Structure and mechanical properties of optimized extrusion welds

Abstract

AbstractA knowledge of how welding parameters affect the mechanical properties of welds is important. However, the mechanical properties of welds cannot be characterized by nondestructive testing methods. Because of its sensitivity to process conditions, extrusion welding of polypropylene‐homopolymer (PP‐H) was used to investigate the effects of welding parameters on the resulting mechanical properties of welds. Overall optimization of the welding process to obtain stable conditions during welding, which required a redesign of the welding shoe and the welding geometry, resulted in improved weld properties through better build‐up of critical weld areas and suppression of void formation.

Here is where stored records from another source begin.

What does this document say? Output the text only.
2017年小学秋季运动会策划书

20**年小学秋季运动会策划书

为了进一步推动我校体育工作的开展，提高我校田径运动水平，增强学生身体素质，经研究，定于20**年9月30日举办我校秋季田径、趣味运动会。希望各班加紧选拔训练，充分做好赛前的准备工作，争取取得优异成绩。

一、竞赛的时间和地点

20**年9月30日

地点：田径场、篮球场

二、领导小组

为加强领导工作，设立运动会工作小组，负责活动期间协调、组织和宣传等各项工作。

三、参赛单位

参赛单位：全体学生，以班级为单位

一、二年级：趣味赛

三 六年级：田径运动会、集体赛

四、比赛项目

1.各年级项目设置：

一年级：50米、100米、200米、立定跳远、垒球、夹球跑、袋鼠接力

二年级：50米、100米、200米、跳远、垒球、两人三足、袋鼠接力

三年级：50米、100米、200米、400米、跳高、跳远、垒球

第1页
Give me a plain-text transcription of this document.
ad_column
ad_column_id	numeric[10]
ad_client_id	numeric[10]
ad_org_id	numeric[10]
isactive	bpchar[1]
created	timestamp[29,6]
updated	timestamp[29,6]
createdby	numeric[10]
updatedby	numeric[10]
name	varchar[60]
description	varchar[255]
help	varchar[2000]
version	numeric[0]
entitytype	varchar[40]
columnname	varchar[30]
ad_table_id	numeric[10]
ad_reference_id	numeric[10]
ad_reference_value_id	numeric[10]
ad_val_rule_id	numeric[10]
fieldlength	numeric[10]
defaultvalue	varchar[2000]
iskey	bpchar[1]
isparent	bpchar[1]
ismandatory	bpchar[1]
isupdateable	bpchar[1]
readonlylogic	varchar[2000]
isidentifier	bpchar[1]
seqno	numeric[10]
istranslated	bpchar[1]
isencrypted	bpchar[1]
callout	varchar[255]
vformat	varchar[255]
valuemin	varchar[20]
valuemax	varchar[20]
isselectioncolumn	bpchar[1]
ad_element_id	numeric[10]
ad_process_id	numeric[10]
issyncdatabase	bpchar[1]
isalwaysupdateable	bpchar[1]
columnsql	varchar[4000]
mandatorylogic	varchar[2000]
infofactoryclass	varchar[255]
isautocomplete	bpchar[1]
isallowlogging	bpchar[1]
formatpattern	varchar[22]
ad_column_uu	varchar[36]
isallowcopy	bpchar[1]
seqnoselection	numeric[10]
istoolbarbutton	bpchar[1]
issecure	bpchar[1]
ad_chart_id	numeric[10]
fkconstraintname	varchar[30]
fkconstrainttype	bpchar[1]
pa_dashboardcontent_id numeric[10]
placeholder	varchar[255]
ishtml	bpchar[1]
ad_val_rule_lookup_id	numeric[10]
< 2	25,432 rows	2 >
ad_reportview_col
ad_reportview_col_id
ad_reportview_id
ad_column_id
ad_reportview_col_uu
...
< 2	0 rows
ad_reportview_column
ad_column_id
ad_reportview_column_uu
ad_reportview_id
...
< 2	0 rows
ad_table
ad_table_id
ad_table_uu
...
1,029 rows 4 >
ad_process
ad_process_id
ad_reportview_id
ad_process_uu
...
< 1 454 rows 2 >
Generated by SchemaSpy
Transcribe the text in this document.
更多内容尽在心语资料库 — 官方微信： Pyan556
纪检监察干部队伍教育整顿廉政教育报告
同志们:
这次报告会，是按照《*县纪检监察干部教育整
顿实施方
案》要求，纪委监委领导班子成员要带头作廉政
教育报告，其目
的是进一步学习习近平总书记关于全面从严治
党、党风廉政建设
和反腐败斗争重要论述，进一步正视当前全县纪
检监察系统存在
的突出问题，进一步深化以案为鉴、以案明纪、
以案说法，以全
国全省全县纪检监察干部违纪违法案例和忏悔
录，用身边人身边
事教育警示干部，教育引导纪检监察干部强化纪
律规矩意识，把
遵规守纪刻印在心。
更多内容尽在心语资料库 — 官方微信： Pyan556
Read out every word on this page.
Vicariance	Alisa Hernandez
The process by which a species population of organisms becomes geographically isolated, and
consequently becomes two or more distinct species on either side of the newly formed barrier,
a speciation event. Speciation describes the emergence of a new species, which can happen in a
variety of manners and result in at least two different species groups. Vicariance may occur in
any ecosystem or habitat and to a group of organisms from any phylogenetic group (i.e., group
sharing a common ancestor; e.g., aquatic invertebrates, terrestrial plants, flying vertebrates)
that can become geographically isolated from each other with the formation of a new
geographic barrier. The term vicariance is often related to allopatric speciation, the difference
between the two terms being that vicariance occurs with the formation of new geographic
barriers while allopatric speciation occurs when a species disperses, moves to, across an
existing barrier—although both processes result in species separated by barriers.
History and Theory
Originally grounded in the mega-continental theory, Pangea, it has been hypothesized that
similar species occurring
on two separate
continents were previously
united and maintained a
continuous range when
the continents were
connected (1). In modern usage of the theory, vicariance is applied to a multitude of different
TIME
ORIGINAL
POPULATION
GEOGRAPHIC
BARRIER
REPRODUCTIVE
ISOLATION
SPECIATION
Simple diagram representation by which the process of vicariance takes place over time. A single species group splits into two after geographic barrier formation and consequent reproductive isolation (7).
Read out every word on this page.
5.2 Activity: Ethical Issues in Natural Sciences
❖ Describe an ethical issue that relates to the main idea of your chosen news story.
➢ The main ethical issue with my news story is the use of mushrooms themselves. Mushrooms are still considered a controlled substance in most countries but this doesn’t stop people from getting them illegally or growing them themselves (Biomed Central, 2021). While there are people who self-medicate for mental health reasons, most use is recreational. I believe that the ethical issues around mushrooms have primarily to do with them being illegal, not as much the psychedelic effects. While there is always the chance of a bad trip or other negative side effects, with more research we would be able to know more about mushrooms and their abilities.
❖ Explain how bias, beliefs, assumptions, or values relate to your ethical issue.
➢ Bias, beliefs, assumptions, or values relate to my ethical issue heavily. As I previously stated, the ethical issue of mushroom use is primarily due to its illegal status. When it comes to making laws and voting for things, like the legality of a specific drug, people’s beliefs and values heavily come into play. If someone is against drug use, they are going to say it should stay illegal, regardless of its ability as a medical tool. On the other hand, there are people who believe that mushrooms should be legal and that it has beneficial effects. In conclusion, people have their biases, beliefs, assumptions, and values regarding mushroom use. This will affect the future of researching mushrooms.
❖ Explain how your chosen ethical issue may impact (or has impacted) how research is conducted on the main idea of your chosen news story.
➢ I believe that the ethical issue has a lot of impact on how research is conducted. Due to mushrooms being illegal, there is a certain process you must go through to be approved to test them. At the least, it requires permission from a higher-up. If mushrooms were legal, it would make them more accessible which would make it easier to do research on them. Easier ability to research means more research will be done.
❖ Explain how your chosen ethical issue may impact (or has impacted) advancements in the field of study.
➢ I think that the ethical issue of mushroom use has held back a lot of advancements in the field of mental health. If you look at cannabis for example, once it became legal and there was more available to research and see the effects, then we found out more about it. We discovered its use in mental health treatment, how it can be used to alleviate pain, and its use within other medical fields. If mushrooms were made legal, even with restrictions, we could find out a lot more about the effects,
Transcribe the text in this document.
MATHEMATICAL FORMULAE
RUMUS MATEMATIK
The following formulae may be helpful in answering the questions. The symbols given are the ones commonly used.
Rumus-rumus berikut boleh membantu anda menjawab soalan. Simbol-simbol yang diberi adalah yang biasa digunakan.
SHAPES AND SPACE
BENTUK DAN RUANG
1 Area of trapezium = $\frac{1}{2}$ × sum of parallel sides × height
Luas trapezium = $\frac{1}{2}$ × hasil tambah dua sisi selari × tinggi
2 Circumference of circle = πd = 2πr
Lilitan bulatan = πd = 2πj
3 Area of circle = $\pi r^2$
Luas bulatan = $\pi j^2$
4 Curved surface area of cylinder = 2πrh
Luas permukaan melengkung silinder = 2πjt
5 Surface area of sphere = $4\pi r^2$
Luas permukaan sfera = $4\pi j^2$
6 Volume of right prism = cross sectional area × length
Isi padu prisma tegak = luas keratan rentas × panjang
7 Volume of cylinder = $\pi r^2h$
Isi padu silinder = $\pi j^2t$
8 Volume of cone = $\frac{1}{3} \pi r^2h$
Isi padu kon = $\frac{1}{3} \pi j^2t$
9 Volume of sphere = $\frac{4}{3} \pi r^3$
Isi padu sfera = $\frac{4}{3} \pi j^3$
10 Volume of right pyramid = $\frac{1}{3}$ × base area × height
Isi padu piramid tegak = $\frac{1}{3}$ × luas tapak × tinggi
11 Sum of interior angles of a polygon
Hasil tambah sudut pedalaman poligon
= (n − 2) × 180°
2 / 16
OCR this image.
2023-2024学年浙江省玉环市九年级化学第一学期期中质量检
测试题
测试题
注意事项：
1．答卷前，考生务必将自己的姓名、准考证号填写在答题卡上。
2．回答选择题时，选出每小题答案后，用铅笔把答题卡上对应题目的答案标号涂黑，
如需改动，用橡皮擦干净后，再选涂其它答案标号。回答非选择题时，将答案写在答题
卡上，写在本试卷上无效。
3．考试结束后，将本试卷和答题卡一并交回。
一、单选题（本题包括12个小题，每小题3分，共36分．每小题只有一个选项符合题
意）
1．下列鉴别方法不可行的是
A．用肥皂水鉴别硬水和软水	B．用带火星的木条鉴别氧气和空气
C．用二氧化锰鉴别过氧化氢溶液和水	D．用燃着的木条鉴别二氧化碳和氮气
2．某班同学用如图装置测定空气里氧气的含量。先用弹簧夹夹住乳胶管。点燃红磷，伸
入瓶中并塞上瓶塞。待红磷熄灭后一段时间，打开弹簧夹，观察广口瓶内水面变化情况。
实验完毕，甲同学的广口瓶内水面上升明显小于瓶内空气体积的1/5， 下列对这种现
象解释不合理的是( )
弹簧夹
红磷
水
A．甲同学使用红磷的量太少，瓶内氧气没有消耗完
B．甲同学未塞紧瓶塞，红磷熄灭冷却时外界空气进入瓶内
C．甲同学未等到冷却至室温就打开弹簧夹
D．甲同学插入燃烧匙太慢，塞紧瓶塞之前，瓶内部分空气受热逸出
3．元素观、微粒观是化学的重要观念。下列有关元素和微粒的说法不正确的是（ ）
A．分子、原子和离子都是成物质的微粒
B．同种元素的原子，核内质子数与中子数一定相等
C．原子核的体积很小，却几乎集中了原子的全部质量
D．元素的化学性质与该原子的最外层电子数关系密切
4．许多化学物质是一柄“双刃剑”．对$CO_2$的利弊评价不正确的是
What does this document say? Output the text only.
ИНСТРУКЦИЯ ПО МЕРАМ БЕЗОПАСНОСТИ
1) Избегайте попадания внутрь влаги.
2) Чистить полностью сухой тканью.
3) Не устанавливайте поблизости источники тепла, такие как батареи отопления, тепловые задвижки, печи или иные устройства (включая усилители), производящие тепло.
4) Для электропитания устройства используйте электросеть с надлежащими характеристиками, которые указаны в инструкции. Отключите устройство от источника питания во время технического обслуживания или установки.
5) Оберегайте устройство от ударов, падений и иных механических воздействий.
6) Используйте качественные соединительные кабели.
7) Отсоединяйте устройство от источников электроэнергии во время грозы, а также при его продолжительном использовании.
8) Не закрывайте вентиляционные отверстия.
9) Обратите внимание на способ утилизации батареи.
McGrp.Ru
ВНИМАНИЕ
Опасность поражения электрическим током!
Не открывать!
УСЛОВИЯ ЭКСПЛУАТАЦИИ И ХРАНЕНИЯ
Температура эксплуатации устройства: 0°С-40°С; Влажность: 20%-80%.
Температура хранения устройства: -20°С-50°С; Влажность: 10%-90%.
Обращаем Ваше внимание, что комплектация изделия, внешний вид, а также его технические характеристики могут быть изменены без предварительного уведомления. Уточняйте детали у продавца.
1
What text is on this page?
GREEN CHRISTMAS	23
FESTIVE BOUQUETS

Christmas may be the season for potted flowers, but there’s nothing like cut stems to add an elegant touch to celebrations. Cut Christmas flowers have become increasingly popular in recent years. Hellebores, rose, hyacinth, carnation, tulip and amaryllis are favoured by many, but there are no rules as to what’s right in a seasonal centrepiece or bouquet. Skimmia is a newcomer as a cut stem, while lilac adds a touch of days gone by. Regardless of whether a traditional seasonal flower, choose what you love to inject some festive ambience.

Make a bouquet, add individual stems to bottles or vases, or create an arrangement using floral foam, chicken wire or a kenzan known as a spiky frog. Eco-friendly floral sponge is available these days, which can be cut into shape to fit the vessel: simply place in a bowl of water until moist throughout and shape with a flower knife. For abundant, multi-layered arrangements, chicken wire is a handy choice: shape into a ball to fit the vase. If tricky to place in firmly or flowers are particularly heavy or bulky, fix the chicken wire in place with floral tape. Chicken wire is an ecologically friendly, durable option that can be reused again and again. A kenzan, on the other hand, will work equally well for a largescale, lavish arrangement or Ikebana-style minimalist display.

Investigation of material heating characteristics led to a new air nozzle design. The effect of air temperature and welding velocity on the temperature and thickness of the molten layer was determined. The effects of individual process parameters on the structure and mechanical behavior of welds were established, thereby making it possible to specify narrow limits on the values of the weld parameters for producing high‐quality welds. The quality of these joints cannot be determined by short‐time tests because, even with severe testing conditions, cracks occur in the bulk material. Polarized optical microscopy was used to correlate crack behavior with the build‐up of a specific multilayer structure in the weld area. Long‐term tests demonstrated that, in both the time‐to‐crack and crack behavior, the joining area is not the weakest link in an extrusion weld when the welding parameters are chosen correctly.